Structural, transport, optical and electronic properties of Sr$_2$CoNbO$_6$ thin films

TL;DR

This study investigates how substrate-induced strain affects the structural, electronic, optical, and transport properties of Sr$_2$CoNbO$_6$ thin films, revealing strain-dependent conductivity, valence states, and enhanced structural order.

Contribution

It provides new insights into strain effects on double perovskite thin films, including changes in valence states, optical band gaps, and structural ordering, which were not previously characterized in detail.

Findings

Conductivity increases with compressive strain, decreases with tensile strain.

Optical band gap shows non-monotonic behavior under compressive strain and increases with tensile strain.
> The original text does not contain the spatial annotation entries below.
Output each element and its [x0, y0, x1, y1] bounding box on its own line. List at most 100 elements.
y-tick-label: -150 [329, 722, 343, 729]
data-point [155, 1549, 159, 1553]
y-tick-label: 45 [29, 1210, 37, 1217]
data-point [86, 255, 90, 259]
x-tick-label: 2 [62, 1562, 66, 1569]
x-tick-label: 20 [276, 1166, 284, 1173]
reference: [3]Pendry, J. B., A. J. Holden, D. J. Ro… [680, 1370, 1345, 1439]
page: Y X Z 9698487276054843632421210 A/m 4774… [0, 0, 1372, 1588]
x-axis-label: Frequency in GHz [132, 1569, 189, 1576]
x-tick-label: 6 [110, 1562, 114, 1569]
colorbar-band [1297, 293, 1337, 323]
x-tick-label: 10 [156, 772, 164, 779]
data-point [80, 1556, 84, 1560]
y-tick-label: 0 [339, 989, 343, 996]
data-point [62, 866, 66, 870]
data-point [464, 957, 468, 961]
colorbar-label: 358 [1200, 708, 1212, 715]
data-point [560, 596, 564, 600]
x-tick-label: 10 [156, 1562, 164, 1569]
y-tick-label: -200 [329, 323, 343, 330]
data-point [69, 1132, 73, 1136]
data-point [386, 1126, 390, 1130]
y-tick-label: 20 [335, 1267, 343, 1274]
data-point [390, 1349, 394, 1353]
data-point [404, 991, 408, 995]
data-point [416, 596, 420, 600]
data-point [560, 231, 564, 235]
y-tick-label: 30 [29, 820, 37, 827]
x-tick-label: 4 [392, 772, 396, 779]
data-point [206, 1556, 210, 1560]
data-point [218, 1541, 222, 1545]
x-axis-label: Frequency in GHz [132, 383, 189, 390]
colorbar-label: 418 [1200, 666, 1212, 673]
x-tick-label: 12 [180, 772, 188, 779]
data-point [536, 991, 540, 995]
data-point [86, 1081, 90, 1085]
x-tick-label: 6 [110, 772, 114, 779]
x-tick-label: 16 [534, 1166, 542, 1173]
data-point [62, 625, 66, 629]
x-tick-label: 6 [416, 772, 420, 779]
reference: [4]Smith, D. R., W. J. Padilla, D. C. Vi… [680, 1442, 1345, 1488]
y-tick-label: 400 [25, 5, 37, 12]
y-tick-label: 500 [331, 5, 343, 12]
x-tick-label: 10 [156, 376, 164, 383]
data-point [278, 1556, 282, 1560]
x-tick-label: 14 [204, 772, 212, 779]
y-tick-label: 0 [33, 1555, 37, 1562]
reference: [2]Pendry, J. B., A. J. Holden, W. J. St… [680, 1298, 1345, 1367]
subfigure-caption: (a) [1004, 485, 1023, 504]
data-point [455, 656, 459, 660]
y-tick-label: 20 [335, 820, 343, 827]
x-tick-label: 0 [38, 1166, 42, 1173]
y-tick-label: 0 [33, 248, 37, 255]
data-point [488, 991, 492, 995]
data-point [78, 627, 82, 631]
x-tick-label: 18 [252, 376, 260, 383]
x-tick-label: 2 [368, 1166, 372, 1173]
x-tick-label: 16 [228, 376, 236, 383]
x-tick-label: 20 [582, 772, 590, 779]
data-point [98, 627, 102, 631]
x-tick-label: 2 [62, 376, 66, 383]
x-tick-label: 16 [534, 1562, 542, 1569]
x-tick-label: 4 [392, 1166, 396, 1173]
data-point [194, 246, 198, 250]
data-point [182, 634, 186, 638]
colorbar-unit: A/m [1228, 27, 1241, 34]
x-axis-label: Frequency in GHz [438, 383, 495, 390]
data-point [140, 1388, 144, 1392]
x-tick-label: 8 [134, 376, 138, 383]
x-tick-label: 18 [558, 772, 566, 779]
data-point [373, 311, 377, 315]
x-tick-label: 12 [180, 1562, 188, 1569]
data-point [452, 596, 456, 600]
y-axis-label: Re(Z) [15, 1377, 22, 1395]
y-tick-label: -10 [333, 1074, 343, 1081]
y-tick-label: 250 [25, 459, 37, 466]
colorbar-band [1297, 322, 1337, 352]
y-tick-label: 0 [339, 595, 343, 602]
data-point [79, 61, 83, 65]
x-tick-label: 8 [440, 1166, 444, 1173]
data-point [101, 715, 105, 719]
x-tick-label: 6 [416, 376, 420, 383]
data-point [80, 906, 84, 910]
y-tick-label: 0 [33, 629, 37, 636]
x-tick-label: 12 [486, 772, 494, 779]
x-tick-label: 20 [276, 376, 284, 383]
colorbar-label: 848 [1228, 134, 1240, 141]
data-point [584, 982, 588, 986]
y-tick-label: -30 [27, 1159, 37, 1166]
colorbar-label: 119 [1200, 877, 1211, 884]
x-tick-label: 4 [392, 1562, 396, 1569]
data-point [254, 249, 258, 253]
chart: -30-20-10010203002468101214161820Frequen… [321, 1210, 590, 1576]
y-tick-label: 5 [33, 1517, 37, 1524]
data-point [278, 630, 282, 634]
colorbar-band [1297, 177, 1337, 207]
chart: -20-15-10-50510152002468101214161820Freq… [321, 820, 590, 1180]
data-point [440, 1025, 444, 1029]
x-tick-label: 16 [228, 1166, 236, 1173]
Presence of multiple Co valence states and tetravalent Nb in thin films.

Abstract

We study the effect of substrate induced strain on the structural, transport, optical and electronic properties of Sr$_2$CoNbO$_6$ double perovskite thin films. The reciprocal space mapping, $\phi$-scan and high-resolution $\theta$-2$\theta$ scans of x-ray diffraction patterns suggest the epitaxial nature and high-quality of the films deposited on various single crystal ceramic substrates. A systematic enhancement in the dc electronic conductivity is observed with increase in the compressive strain, while a sharp reduction in case of tensile strain, which are further supported by change in the activation energy and density of states near the Fermi level. The optical band gap extracted from two distinct absorption bands, observed in the visible-near infrared spectroscopy show a non-monotonic behavior in case of compressive strain while significant enhancement with tensile strain. Unlike the bulk Sr$_2$CoNbO$_6$ (Co$^{3+}$ and Nb$^{5+}$), we observe different valence states of Co namely 2+, 3+ and 4+, and tetravalent Nb (4$d^1$) in the x-ray photoemission spectroscopy measurements. Moreover, a reduction in the average oxygen valency with the compressive strain due to enhancement in the covalent character of Co/Nb--O bond is evident. Interestingly, we observe sharp Raman active modes in these thin films, which indicates a significant enhancement in structural ordering as compared to the bulk.